Visceral design affects your product’s perceived worthiness, ease of use, quality, and appeal. If the user reaction is positive, you can happily move on to the next step. Do we remember Blackberry and Nokia? Compare their designs with the iPhone or Samsung’s people-pleasing slick designs. A product’s attractive aesthetic affects its perceived usability. People perceive functional and attractive things to work better.
Behavioral Emotional Design
Behavioral design is about the functionality, usability, performance, and ease of product use. It is about making the product such that the user feels intelligent, interactive and establishes trust to feel immersed in the product experience.
The behavioral level governs most behavior; it can be affected by the reflective layer and affect the visceral layer. Successful products result from good behavioral design, which people use consistently and cannot imagine their life without them. It is the user’s subconscious behavior and feels in control.

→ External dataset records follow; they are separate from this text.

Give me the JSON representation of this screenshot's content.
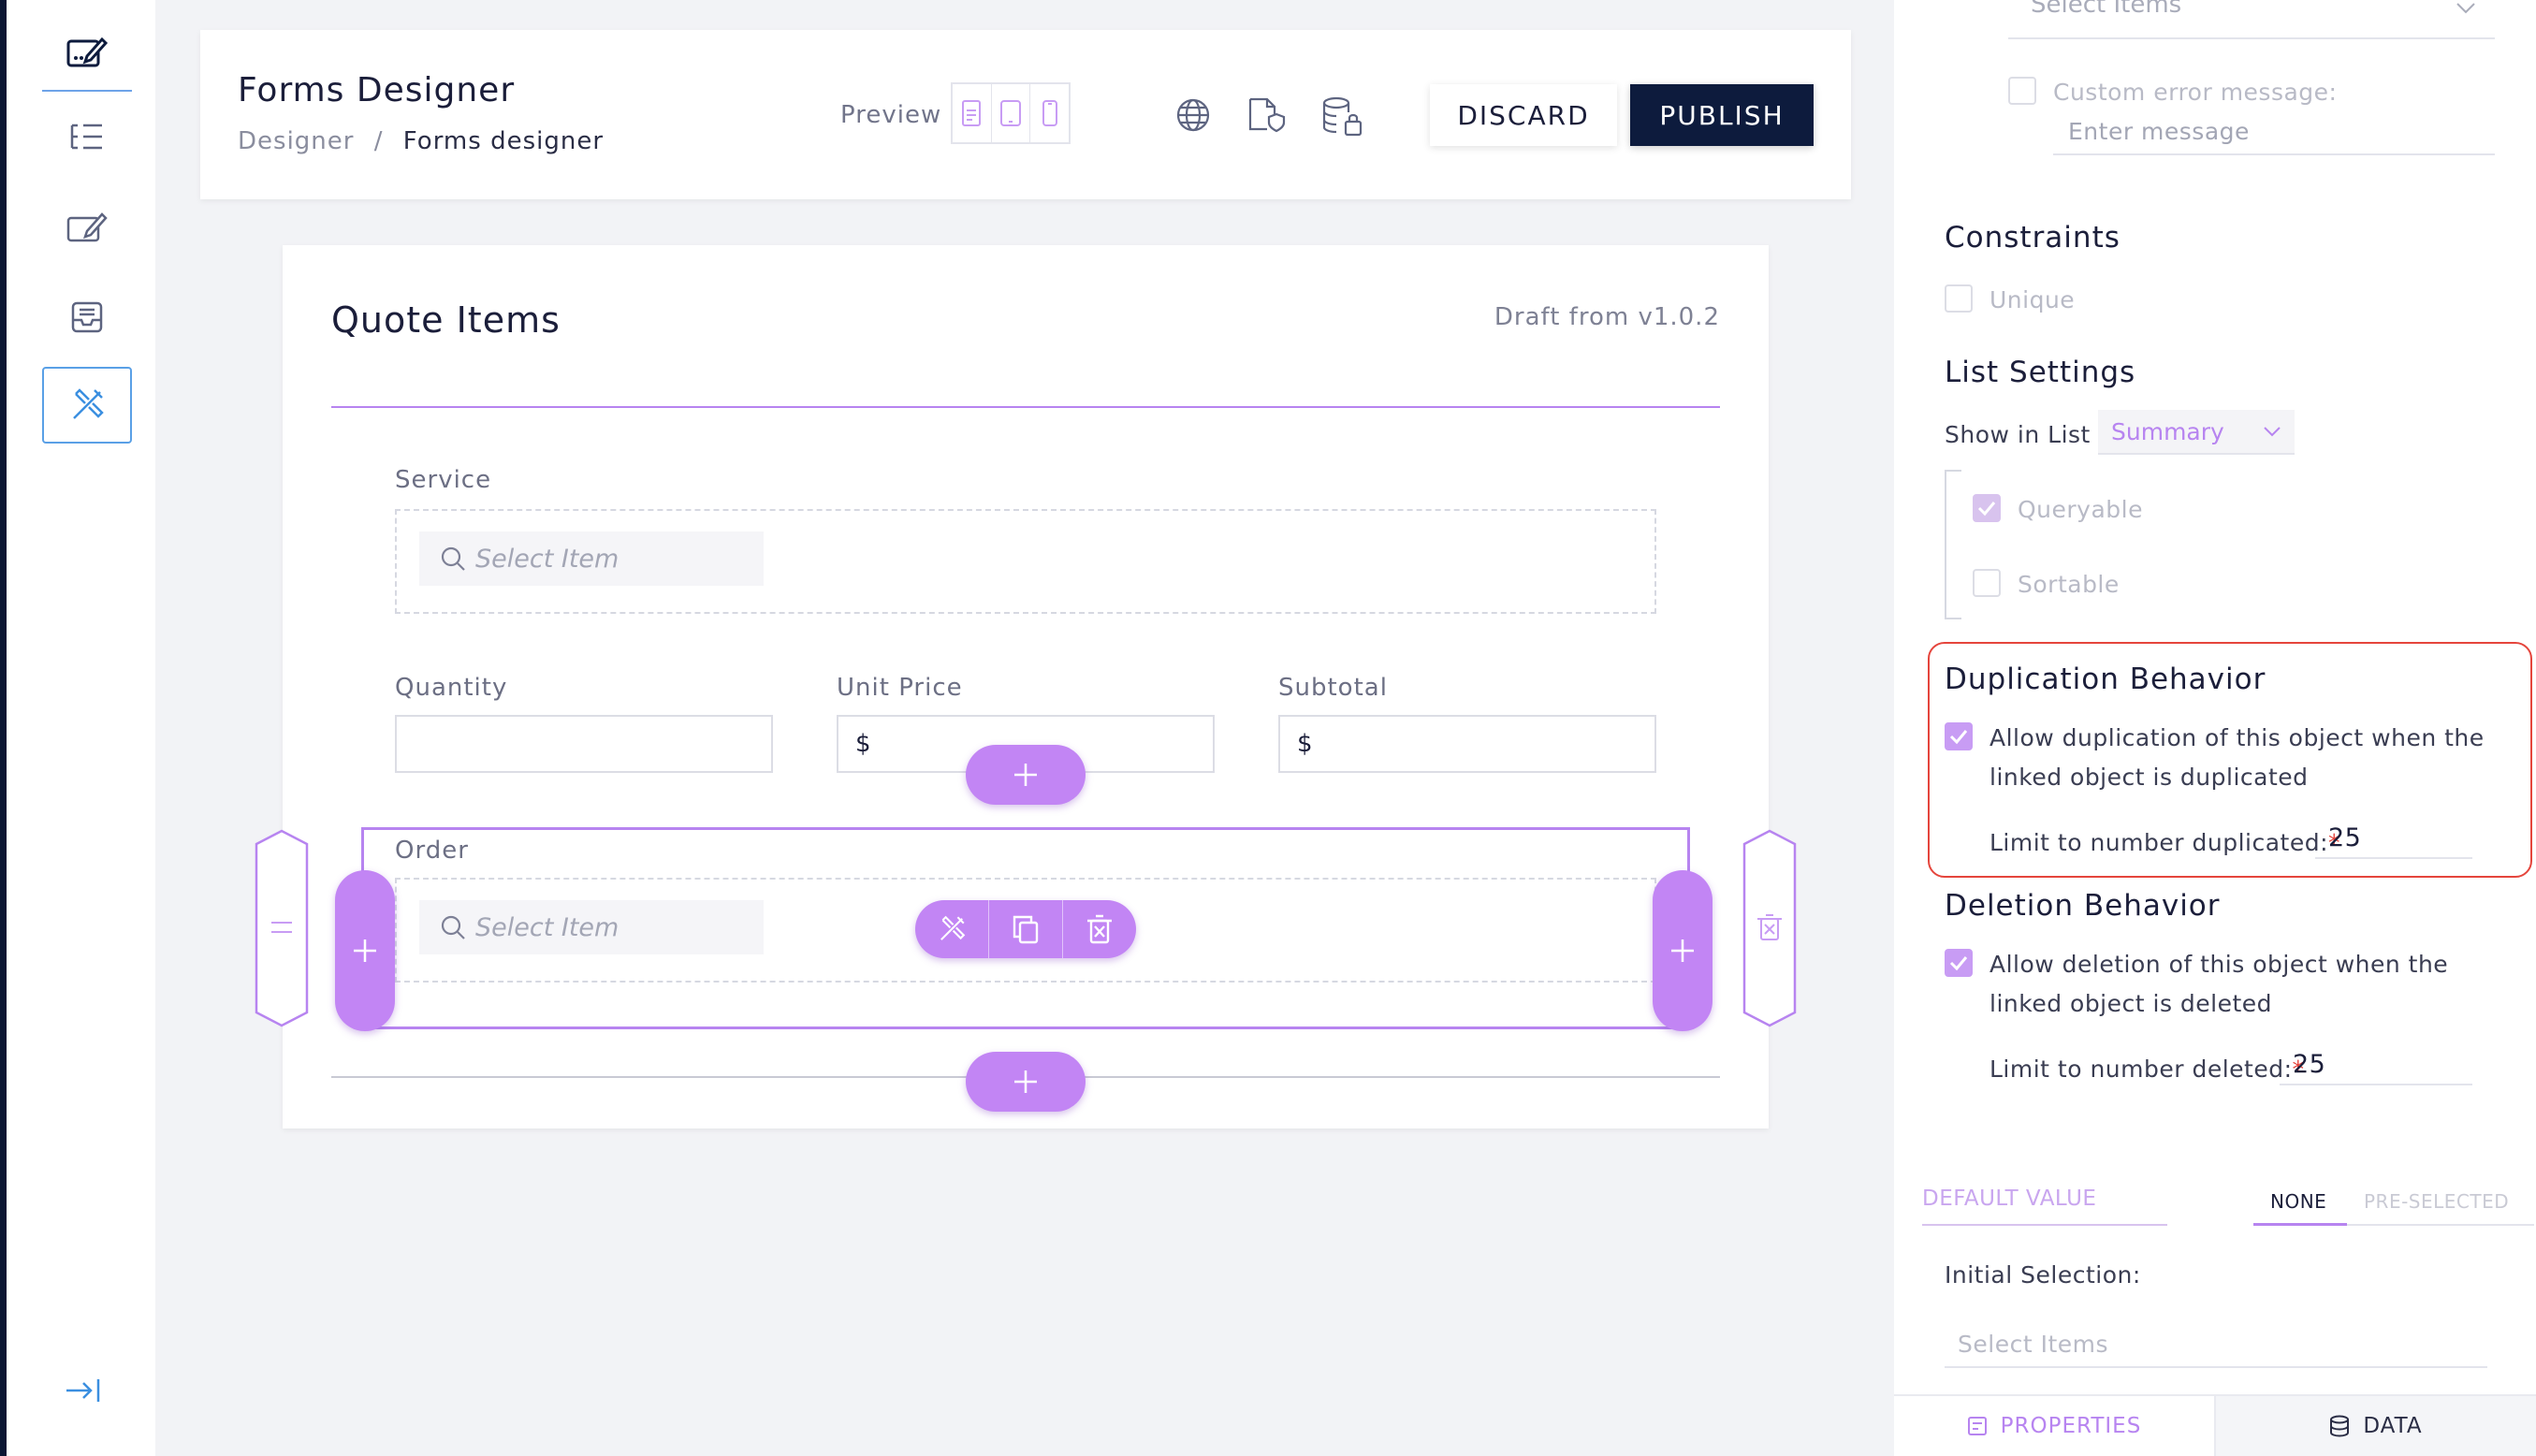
{
  "nav": {
    "items": [
      "forms-edit-icon",
      "tree-list-icon",
      "edit-icon",
      "inbox-icon",
      "design-tools-icon"
    ],
    "collapse_icon": "collapse-right-icon"
  },
  "header": {
    "title": "Forms Designer",
    "breadcrumb_root": "Designer",
    "breadcrumb_sep": "/",
    "breadcrumb_current": "Forms designer",
    "preview_label": "Preview",
    "discard_label": "DISCARD",
    "publish_label": "PUBLISH"
  },
  "form": {
    "title": "Quote Items",
    "draft": "Draft from v1.0.2",
    "service_label": "Service",
    "service_placeholder": "Select Item",
    "quantity_label": "Quantity",
    "unit_price_label": "Unit Price",
    "unit_price_value": "$",
    "subtotal_label": "Subtotal",
    "subtotal_value": "$",
    "order_label": "Order",
    "order_placeholder": "Select Item"
  },
  "panel": {
    "top_select_placeholder": "Select Items",
    "custom_error_label": "Custom error message:",
    "custom_error_placeholder": "Enter message",
    "constraints_title": "Constraints",
    "unique_label": "Unique",
    "list_settings_title": "List Settings",
    "show_in_list_label": "Show in List",
    "show_in_list_value": "Summary",
    "queryable_label": "Queryable",
    "sortable_label": "Sortable",
    "duplication_title": "Duplication Behavior",
    "duplication_text_1": "Allow duplication of this object when the",
    "duplication_text_2": "linked object is duplicated",
    "dup_limit_label": "Limit to number duplicated:",
    "dup_limit_required": "*",
    "dup_limit_value": "25",
    "deletion_title": "Deletion Behavior",
    "deletion_text_1": "Allow deletion of this object when the",
    "deletion_text_2": "linked object is deleted",
    "del_limit_label": "Limit to number deleted:",
    "del_limit_required": "*",
    "del_limit_value": "25",
    "default_value_label": "DEFAULT VALUE",
    "tab_none": "NONE",
    "tab_preselected": "PRE-SELECTED",
    "initial_selection_label": "Initial Selection:",
    "initial_selection_placeholder": "Select Items",
    "bottom_tab_properties": "PROPERTIES",
    "bottom_tab_data": "DATA"
  },
  "colors": {
    "accent_purple": "#c285f4",
    "navy": "#0d1b3d",
    "highlight_red": "#e5453c"
  }
}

Reflective Emotional Design
Reflective design is about what the user remembers after using the product, whether the user tells a positive story. The reflective emotional design creates a connection, and memory with the user, and it tends to impact the user and attaches a meaning or thought to the product.
It is about the status symbol, socio-economic factors, image, and message related to the product’s identity. Marketers spend millions of dollars to make people feel attached to their products and create a brand identity. Products like Nike are pretty famous for their reflective design since they emote sporty thoughts in the user’s brain.
How to evoke positive emotions?
User Research and User Testing:
Use the power of user research and product testing, a part of User Experience, to understand the emotional effect of the product on users. Designers can identify the frustrations users encounter while using the product. User testing, analysis, and touch-point mapping are necessary to identify pain points.
Not only should UX/UI designers strive to eliminate these frustrations, find opportunities that please customers, and turn critical moments into positive emotional experiences.
Aesthetics:
The application of emotional design is to modify the product’s aesthetic appearance and make an interactive and engaging experience. Desmet et al. (2007) demonstrated that users attributed a “wow effect” (i.e., the combination of fascination, pleasant surprise, and desire) to those cellphones having some lovely features in their exteriors. Studies in multimedia learning (Um et al., 2012; Plass et al., 2013) showed that embedding emotional stimuli (e.g., face-like shapes, vibrant colors) into interfaces elicited positive emotions in learners and improved learning outcomes.
Interactions:
The designs that create a psychological flow, and an optimal experience of total absorption in a task due to the interactions are beneficial. It is pretty standard in technology usages like video games, educational games, and Augmented Reality. Other ways to create better interactions are using gamification, storytelling, creating characters and events, and game mechanics like rewards. A UI designer can use these to create better user experiences.
An excellent emotional design should be beautiful, functional, and able to tell stories to be reflective. Emotional design offers UX/UI designers opportunities to make better products for users that fit them and change their lives. These days humans have an emotional relationship with machines where we tend to project intentions, human qualities, behaviors, emotions, and character traits onto inanimate objects.
Hence, a UX design needs to make people feel connected to it to beat the competition with others which is possible using emotional design.